L’Accademia della Crusca ha decretato che in ambito informatico è preferibile l’uso del maschile, perciò noi ci adeguiamo.
Dunque, io di norma seleziono il font con cui scrivere in base all’umore del momento – con una netta predilezione per i caratteri lineari, i cosiddetti sans serif. Chiaro, perché fanno tanto Bauhaus Costruttivismo etc. – ma anche perché in definitiva sono i più leggibili, e la videoscrittura stanca maledettamente gli occhi.
Se mi sento ironica e ottimista, il mio stile preferito è sicuramente il Trebuchet MS: nato & pensato appositamente per la grafica digitale, è – tadaan – quello che ho scelto per il blog. (Tra l’altro, sottolineiamolo, ha il pregio di sciogliere magnificamente il tipico logogramma della e commerciale in un limpido et latino – adoro questa cosa ♥). Quando invece mi sento depressa o particolarmente spartana o più semplicemente mi struggo d’invidia per la sobria razionalità maschile e voglio sentirmi in grado di riprodurla, scelgo l’Helvetica. Tra quelli con le grazie, devozione assoluta per il Baskerville delle pagine Adelphi: per me l’ipostasi dello Stile. Per le comunicazioni più formali, invece, la scelta cade (quasi) sempre sul Times New Roman, il non plus ultra del politically correct, ma pur sempre elegante a modo suo. Quando sono di turno al choconegozio e mi trasformo in un’impersonale interfaccia messa a disposizione della clientela per interagire con la merce, io sento di parlare in Times. Non ha alcun senso, ma – credetemi – è così.
A volte, sbocconcellando qualcosa, mi perdo a studiare i font dei prodotti che ho sottomano. Mi diverto a identificarli. Lo fate anche voi? Che so, a occhio e croce, la Byredo deve aver optato per una specie di Avenir modificato ad hoc. L’Avenir, be’, lo sapete, è tipo l’aggiornamento contemporaneo di quel classicone del Futura (lo dice il nome stesso), il font più modernista di sempre, quello dell’infografica ferroviaria ecc.

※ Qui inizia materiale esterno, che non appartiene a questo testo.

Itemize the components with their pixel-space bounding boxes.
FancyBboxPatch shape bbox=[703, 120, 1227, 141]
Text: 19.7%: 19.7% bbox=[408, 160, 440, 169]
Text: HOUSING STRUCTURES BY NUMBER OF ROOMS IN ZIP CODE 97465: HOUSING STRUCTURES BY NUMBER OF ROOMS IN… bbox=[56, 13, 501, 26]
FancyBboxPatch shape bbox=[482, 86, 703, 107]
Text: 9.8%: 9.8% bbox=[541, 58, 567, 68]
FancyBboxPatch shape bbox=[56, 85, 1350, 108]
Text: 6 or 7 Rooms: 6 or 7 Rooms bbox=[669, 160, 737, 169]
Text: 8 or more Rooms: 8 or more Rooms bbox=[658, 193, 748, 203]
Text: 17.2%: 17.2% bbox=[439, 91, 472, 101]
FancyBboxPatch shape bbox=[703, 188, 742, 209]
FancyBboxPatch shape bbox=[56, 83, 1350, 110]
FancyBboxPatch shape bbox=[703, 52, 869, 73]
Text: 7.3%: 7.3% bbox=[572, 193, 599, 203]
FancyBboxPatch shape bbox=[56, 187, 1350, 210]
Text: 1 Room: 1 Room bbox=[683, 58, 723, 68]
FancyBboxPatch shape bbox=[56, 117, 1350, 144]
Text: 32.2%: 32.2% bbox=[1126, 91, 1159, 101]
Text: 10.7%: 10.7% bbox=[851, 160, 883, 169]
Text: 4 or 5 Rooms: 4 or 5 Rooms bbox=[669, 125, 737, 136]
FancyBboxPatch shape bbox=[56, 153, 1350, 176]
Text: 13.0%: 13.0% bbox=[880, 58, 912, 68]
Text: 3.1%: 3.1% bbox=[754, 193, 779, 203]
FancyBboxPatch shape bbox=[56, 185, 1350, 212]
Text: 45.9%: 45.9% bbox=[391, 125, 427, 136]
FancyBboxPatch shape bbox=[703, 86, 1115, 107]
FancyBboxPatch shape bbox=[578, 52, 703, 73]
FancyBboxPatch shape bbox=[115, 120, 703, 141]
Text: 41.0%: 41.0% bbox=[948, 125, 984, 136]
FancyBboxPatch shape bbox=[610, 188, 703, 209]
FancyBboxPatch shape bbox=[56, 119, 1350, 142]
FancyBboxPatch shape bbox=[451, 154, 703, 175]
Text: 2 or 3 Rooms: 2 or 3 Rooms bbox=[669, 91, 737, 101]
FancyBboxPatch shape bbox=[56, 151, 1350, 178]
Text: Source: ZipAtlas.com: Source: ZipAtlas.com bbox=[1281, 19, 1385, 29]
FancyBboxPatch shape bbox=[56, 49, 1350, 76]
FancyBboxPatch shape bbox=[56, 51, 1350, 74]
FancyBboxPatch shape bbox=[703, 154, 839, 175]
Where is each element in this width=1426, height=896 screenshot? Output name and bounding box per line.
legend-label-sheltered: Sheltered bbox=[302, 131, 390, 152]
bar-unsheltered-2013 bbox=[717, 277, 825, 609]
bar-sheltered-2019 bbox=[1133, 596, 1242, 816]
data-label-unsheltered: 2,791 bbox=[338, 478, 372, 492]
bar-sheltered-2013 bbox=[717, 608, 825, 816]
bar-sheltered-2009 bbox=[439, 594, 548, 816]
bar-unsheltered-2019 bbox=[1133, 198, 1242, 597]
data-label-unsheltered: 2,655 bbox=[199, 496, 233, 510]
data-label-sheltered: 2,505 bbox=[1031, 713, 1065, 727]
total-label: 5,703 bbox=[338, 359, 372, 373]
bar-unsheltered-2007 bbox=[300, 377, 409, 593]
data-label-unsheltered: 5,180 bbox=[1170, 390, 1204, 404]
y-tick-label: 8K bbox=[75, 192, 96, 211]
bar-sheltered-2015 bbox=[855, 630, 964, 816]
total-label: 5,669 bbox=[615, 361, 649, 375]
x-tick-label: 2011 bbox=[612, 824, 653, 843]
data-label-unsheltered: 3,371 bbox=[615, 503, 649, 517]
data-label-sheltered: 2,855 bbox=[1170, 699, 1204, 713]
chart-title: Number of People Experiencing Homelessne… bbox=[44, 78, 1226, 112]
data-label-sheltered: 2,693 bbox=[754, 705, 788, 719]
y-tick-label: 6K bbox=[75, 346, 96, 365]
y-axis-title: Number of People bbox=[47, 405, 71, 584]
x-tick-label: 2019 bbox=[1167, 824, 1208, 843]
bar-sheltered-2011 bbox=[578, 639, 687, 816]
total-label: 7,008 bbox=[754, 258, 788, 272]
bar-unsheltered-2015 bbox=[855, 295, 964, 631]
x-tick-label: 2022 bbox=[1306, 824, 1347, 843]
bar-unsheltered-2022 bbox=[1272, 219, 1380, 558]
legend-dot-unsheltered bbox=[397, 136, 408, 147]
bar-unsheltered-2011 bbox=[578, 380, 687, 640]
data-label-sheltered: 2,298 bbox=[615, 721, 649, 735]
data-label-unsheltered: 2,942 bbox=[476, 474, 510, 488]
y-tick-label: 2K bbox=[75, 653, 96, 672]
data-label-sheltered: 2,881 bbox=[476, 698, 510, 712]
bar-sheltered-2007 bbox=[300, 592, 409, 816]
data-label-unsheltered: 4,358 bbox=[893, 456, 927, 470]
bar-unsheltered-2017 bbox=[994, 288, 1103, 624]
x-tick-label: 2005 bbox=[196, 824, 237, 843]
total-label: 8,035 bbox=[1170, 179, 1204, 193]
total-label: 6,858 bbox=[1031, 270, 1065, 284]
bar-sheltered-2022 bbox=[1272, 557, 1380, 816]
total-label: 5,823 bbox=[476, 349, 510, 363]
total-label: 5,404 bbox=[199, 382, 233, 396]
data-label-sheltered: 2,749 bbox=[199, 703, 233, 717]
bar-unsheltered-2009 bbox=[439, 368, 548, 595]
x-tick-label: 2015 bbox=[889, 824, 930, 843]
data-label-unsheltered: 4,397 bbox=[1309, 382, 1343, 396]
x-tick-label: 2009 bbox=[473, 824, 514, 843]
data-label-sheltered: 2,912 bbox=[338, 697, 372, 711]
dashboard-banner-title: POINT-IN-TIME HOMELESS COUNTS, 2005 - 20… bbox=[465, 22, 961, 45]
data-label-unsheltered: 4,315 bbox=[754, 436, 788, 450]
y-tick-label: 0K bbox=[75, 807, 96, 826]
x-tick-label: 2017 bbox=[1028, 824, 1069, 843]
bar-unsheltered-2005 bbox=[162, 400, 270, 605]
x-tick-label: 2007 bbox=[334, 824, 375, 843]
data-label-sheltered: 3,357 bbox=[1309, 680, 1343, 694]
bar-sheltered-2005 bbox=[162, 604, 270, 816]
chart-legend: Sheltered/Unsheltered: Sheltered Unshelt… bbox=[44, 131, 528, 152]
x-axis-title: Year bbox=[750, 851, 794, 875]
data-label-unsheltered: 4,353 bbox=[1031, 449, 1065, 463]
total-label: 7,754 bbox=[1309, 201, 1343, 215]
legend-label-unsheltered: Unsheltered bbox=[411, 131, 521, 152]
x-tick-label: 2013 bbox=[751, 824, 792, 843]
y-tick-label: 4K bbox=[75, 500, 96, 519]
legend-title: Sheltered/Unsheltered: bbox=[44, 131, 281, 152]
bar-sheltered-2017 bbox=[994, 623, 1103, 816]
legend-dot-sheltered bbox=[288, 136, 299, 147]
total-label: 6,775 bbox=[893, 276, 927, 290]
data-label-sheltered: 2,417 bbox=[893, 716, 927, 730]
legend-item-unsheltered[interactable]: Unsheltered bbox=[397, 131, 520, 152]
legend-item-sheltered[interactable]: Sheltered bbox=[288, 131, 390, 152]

Comunque – bah. Non mi ricordo più di cosa volevo parlarvi.
Lo sapevate che il primo prodotto ad essere confezionato in senso moderno è stato il sapone solido?
Non a caso, gran parte dell’avanguardia estetica in fatto di packaging è oggi appannaggio delle linee cosmetiche. Con qualche anacronismo ben studiato, come nel caso dell’Acqua alle rose della Manetti&Roberts, aderente fino alla morte a un’iconografia che potremmo banalmente definire retrò, se non fosse per il flacone di plastica che si limita a simulare quello originario di vetro. Il layout tuttavia è parecchio figo. Come quello del tè Twinings, è concepito come il frontespizio di un libro. Molti prodotti commercializzati nella prima metà del XIX secolo, sfruttavano per la realizzazione del packaging la stessa filiera della stampa editoriale, ecco perché conservano un aspetto, diciamo così, libresco. Che cosa carina.